Danny Forster, for Dot Esports, wrote: "the War of the Spark expansion is living up to its hype [...]. From instants and sorceries to planeswalkers and God-Eternals, the metagame in MTG Standard will never be the same. With so many options for each archetype, we're seeing a variety of emerging tier-one decks. In addition, previously rated tier-two and three decks are seeing a huge burst towards the top". Forster highlighted that the five dominant Standard decks, from "recent MCQ events, Grand Prix tournaments, MPL Weekly matches, MTG Arena mythic play, and SCG Opens," are Mono-Red Aggro, G/W Explore Proliferate, Bant Midrange, Esper Midrange and Dimir Control.

Ethan Gach, for Kotaku, wrote: "narratively, War Of The Spark couldn't have arrived at a more opportune cultural moment. As the current chapters of the Marvel Cinematic Universe and Game of Thrones come to a close, Magics latest expansion plays with ideas from both. [...] While other Magic expansions are themed around a particular magical plane of existence, War of the Spark focuses on the confrontation between the Gatewatch and Bolas, and as a result is full of powerful creatures, big spells, and climactic games that tend to go late. This showdown mentality also factors into the two major mechanics at play in the new set. [...] War Of The Spark offers a ton of tools for crafting high-stakes plays, exactly the kind I'm looking for as a chronically lapsed player". Gach also highlighted the play experience of War of the Spark in MTG Arena, commenting that "in addition to keeping track of multiple zombie armies with multiple plus-one counters, there are often lots of planeswalkers to manage in addition to the normal minutiae of creature and land management. Many times while playing over the weekend, I was relieved to be able to rely on the game to automatically be doing my upkeep for me rather than have to keep track of it all by myself, or negotiate mental lapses out loud with someone sitting across from me".

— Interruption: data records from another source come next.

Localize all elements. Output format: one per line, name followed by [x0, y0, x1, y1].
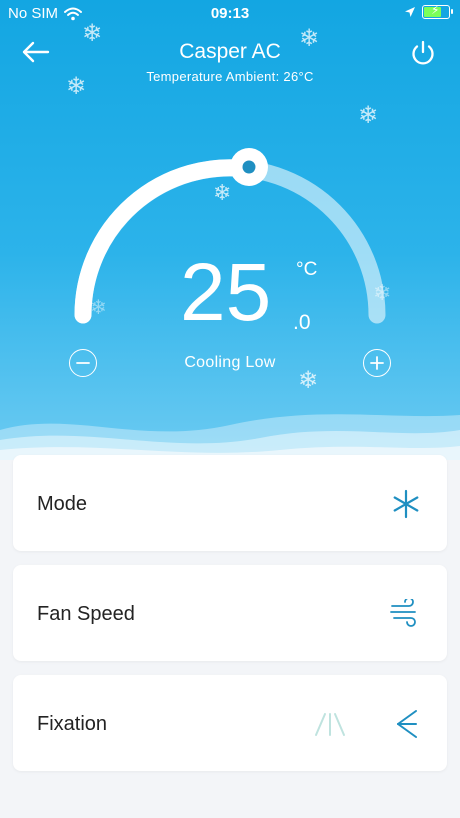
minus-circle-icon — [76, 362, 90, 364]
plus-circle-icon — [370, 356, 384, 370]
fan-speed-label: Fan Speed — [37, 603, 135, 625]
mode-label: Mode — [37, 493, 88, 515]
mode-card[interactable]: Mode — [13, 455, 447, 551]
temperature-dial[interactable] — [0, 0, 460, 460]
temperature-decimal: .0 — [293, 311, 311, 334]
increase-temperature-button[interactable] — [363, 349, 391, 377]
temperature-value: 25 — [180, 247, 272, 338]
fixation-label: Fixation — [37, 713, 108, 735]
wind-icon — [390, 599, 416, 627]
temperature-unit: °C — [296, 259, 318, 280]
header-panel: No SIM 09:13 ⚡ Casper AC Temperature Amb… — [0, 0, 460, 460]
wave-decoration — [0, 414, 460, 460]
snowflake-icon — [393, 489, 419, 519]
fixation-card[interactable]: Fixation — [13, 675, 447, 771]
fan-speed-card[interactable]: Fan Speed — [13, 565, 447, 661]
decrease-temperature-button[interactable] — [69, 349, 97, 377]
dial-handle-center — [242, 160, 256, 174]
swing-direction-icon[interactable] — [395, 708, 419, 740]
swing-vertical-icon[interactable] — [313, 711, 347, 737]
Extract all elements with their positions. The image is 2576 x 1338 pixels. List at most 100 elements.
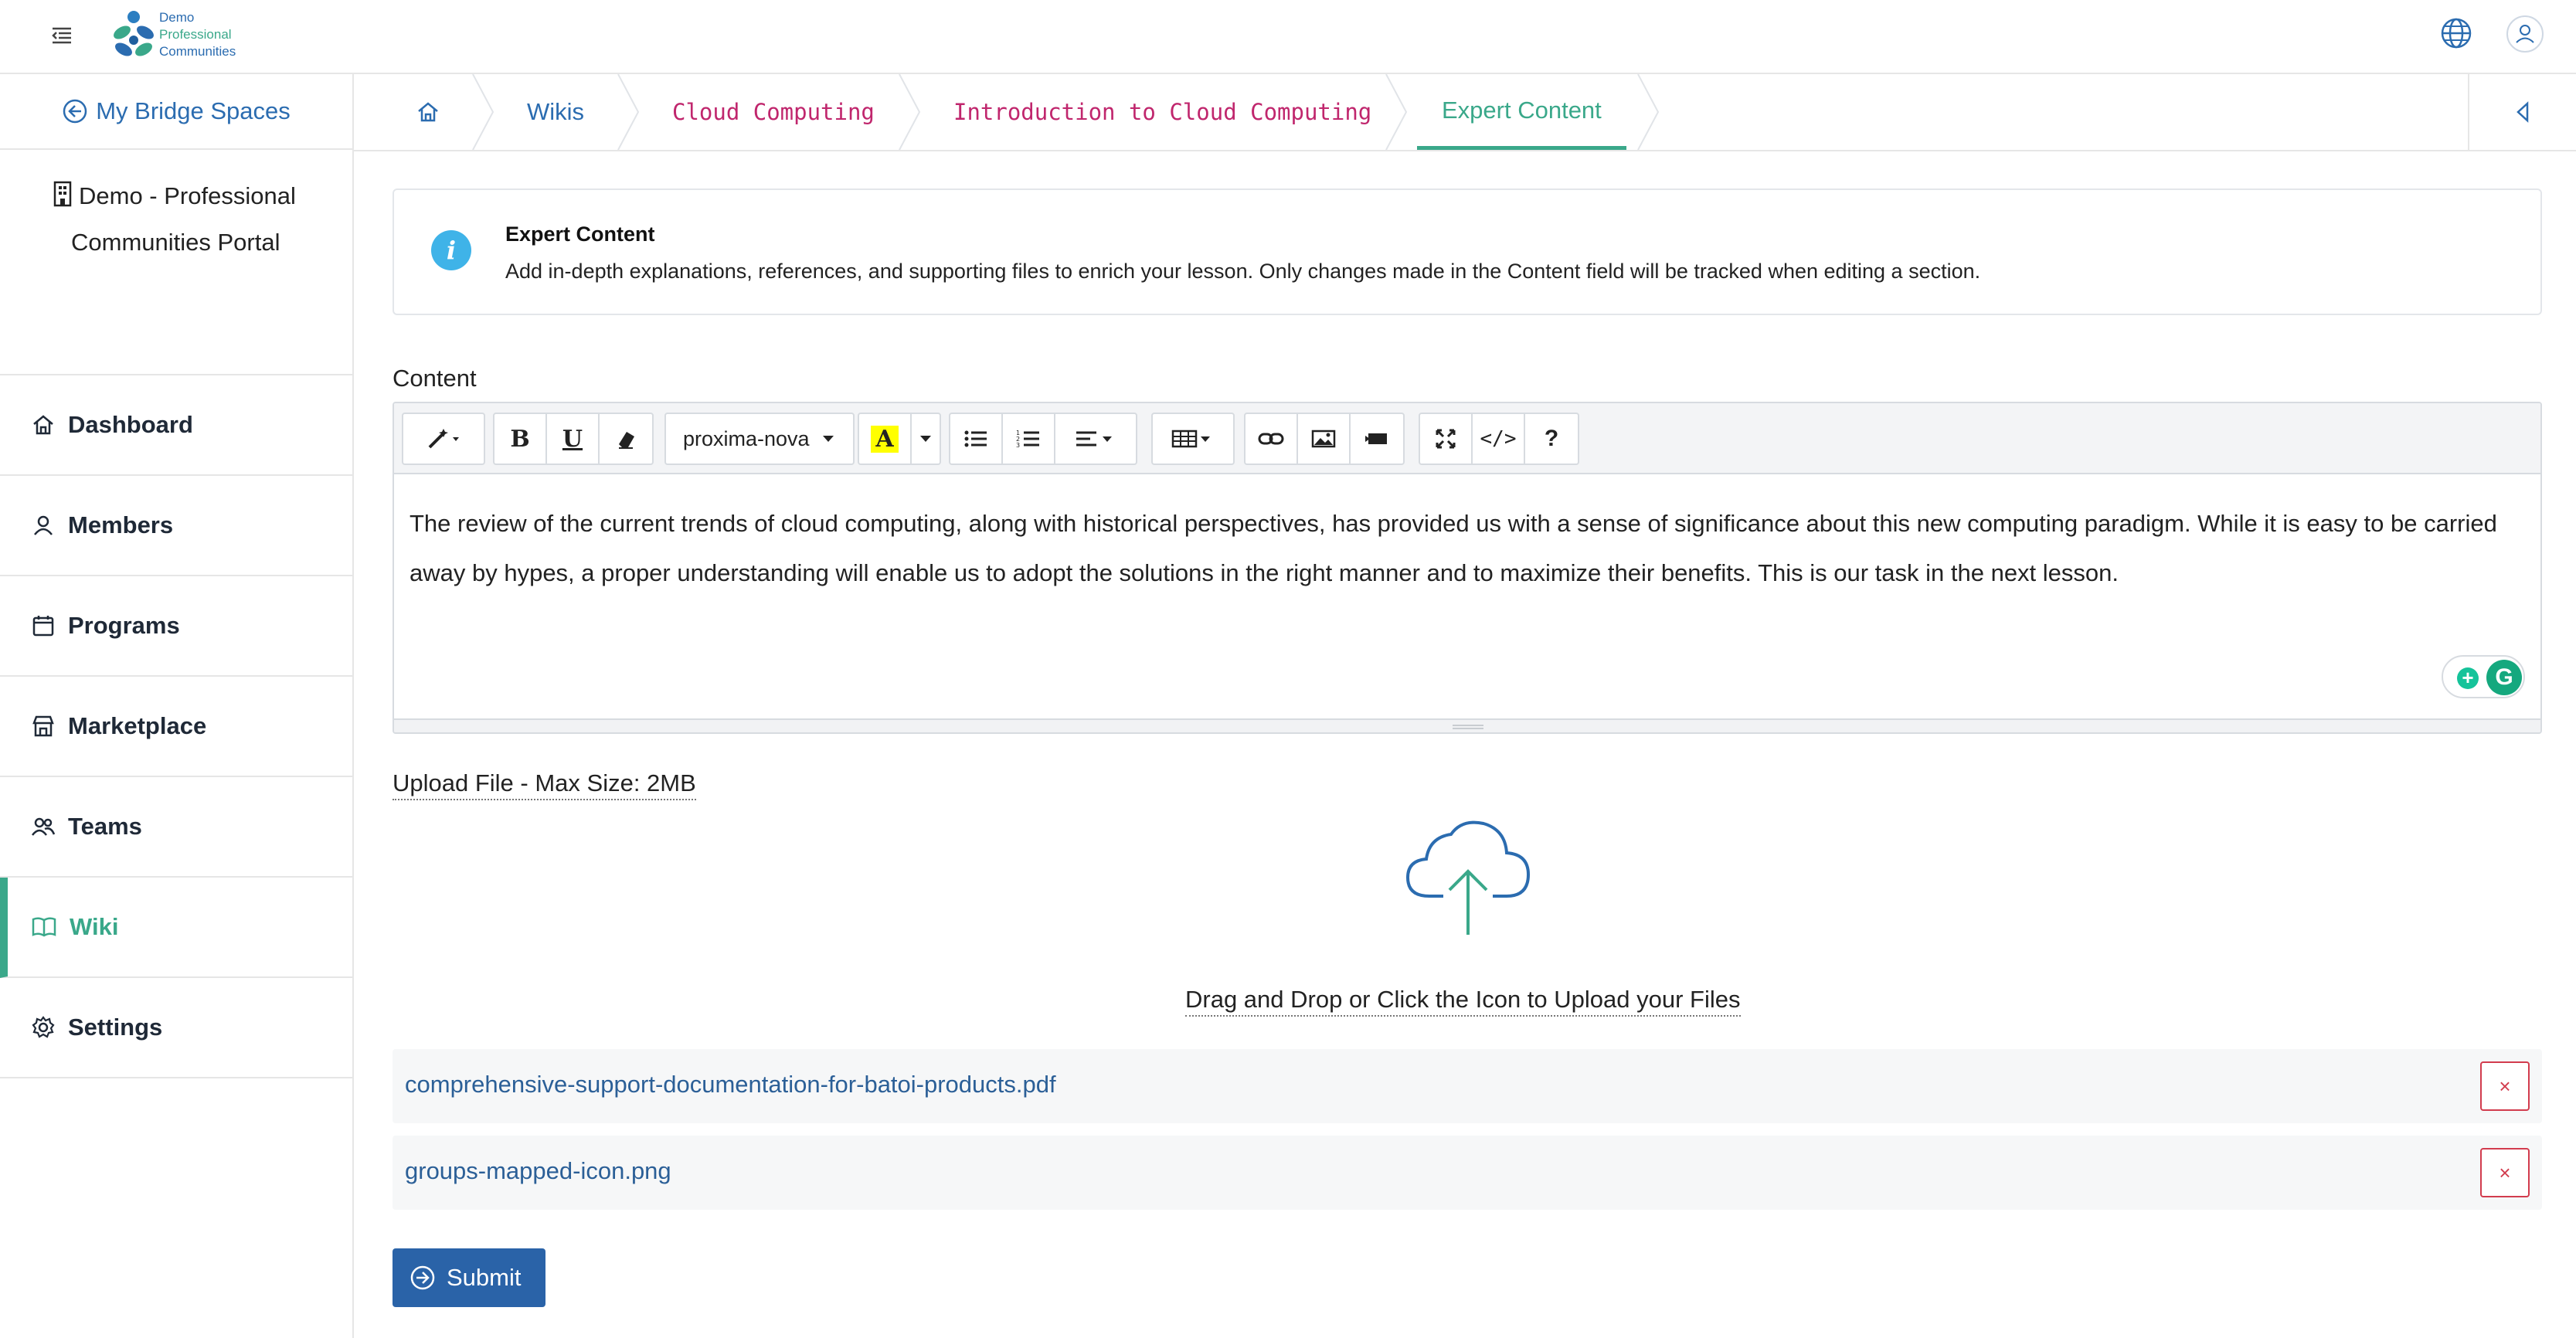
organization-name: Demo - Professional [53,181,296,210]
align-button[interactable] [1055,414,1136,464]
editor-content[interactable]: The review of the current trends of clou… [410,499,2511,598]
home-icon [418,102,438,122]
sidebar-item-dashboard[interactable]: Dashboard [0,375,352,476]
underline-button[interactable]: U [547,414,600,464]
grammarly-icon: G [2486,660,2522,695]
chevron-down-icon [920,436,931,442]
sidebar-item-members[interactable]: Members [0,476,352,576]
breadcrumb-introduction[interactable]: Introduction to Cloud Computing [953,74,1371,150]
breadcrumb-separator [1637,74,1660,150]
building-icon [53,181,72,207]
grammarly-widget[interactable]: + G [2442,655,2525,698]
numbered-list-button[interactable]: 123 [1003,414,1055,464]
user-menu-button[interactable] [2506,15,2544,53]
people-icon [32,817,56,836]
content-label: Content [393,365,477,392]
bullet-list-icon [964,430,987,447]
color-dropdown-button[interactable] [912,414,940,464]
list-item: groups-mapped-icon.png × [393,1136,2542,1210]
info-title: Expert Content [505,222,655,246]
font-group: proxima-nova [664,413,855,465]
collapse-panel-button[interactable] [2468,74,2576,150]
org-line1: Demo - Professional [79,182,296,209]
fullscreen-icon [1436,429,1456,449]
highlight-letter: A [871,425,899,453]
table-button[interactable] [1153,414,1233,464]
logo-line: Demo [159,10,195,25]
submit-label: Submit [447,1264,522,1291]
rich-text-editor: B U proxima-nova A 123 </> ? The review … [393,402,2542,734]
breadcrumb-cloud-computing[interactable]: Cloud Computing [672,74,875,150]
breadcrumb-wikis[interactable]: Wikis [527,74,584,150]
sidebar-item-label: Members [68,511,174,538]
logo-line: Communities [159,44,236,59]
bullet-list-button[interactable] [950,414,1003,464]
my-bridge-spaces-link[interactable]: My Bridge Spaces [0,74,352,150]
format-group: B U [493,413,654,465]
image-button[interactable] [1298,414,1351,464]
bold-button[interactable]: B [494,414,547,464]
video-icon [1365,433,1387,444]
breadcrumb-home[interactable] [416,74,440,150]
submit-button[interactable]: Submit [393,1248,545,1307]
eraser-icon [619,432,634,449]
image-icon [1311,430,1336,448]
breadcrumb-separator [617,74,640,150]
link-button[interactable] [1246,414,1298,464]
sidebar-item-settings[interactable]: Settings [0,978,352,1078]
sidebar-item-wiki[interactable]: Wiki [0,878,352,978]
arrow-circle-right-icon [410,1265,435,1290]
highlight-color-button[interactable]: A [859,414,912,464]
help-button[interactable]: ? [1525,414,1578,464]
upload-label: Upload File - Max Size: 2MB [393,769,696,800]
code-view-button[interactable]: </> [1473,414,1525,464]
drop-zone-text[interactable]: Drag and Drop or Click the Icon to Uploa… [1185,986,1741,1017]
resize-grip [1453,725,1483,729]
book-icon [32,917,56,937]
cloud-upload-icon[interactable] [1398,819,1538,942]
breadcrumb-expert-content[interactable]: Expert Content [1417,74,1626,150]
gear-icon [32,1016,55,1038]
editor-toolbar: B U proxima-nova A 123 </> ? [394,403,2540,474]
list-group: 123 [949,413,1137,465]
video-button[interactable] [1351,414,1403,464]
list-item: comprehensive-support-documentation-for-… [393,1049,2542,1123]
link-icon [1258,433,1284,445]
align-left-icon [1076,431,1112,447]
view-group: </> ? [1419,413,1579,465]
sidebar-item-label: Marketplace [68,712,207,739]
font-family-value: proxima-nova [683,426,810,450]
breadcrumb: Wikis Cloud Computing Introduction to Cl… [354,74,2576,151]
remove-file-button[interactable]: × [2480,1061,2530,1111]
file-link[interactable]: groups-mapped-icon.png [405,1157,671,1185]
fullscreen-button[interactable] [1420,414,1473,464]
sidebar-item-label: Programs [68,612,180,639]
sidebar-item-marketplace[interactable]: Marketplace [0,677,352,777]
eraser-button[interactable] [600,414,652,464]
editor-resize-handle[interactable] [394,718,2540,732]
sidebar-item-label: Dashboard [68,411,193,438]
color-group: A [858,413,941,465]
breadcrumb-separator [1385,74,1408,150]
top-bar: Demo Professional Communities [0,0,2576,74]
magic-style-button[interactable] [403,414,484,464]
font-family-select[interactable]: proxima-nova [666,414,853,464]
logo-text: Demo Professional Communities [159,9,236,60]
chevron-down-icon [822,436,834,442]
hamburger-icon[interactable] [48,22,76,49]
insert-group [1244,413,1405,465]
sidebar-item-label: Wiki [70,913,119,940]
table-group [1151,413,1235,465]
remove-file-button[interactable]: × [2480,1148,2530,1197]
grammarly-plus-icon: + [2457,667,2479,689]
info-icon: i [431,230,471,270]
file-link[interactable]: comprehensive-support-documentation-for-… [405,1071,1056,1099]
sidebar-item-teams[interactable]: Teams [0,777,352,878]
magic-wand-icon [428,429,459,449]
breadcrumb-separator [899,74,921,150]
globe-icon[interactable] [2438,15,2474,51]
logo-line: Professional [159,27,232,42]
sidebar-item-programs[interactable]: Programs [0,576,352,677]
sidebar-item-label: Settings [68,1014,163,1041]
back-circle-icon [63,99,87,124]
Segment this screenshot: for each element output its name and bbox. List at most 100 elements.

Ash Parrish, also for Kotaku, highlighted Liliana Vess's story development. Parrish wrote, "Liliana is one of those big-time Magic characters. When she does anything, people take notice. In the War of the Spark set, it seemed she finally cast down her bad girl persona for good in favor of stabbing someone in the back who actually deserved it. To make a very long story short, Liliana played a critical role in defeating Nicol Bolas, the big, bad elder-dragon douchebag who wanted to rule over the multiverse with the help of some immensely powerful zombified gods. Our heroes won the day against Bolas largely due to his betrayal by Liliana, who was one of his generals".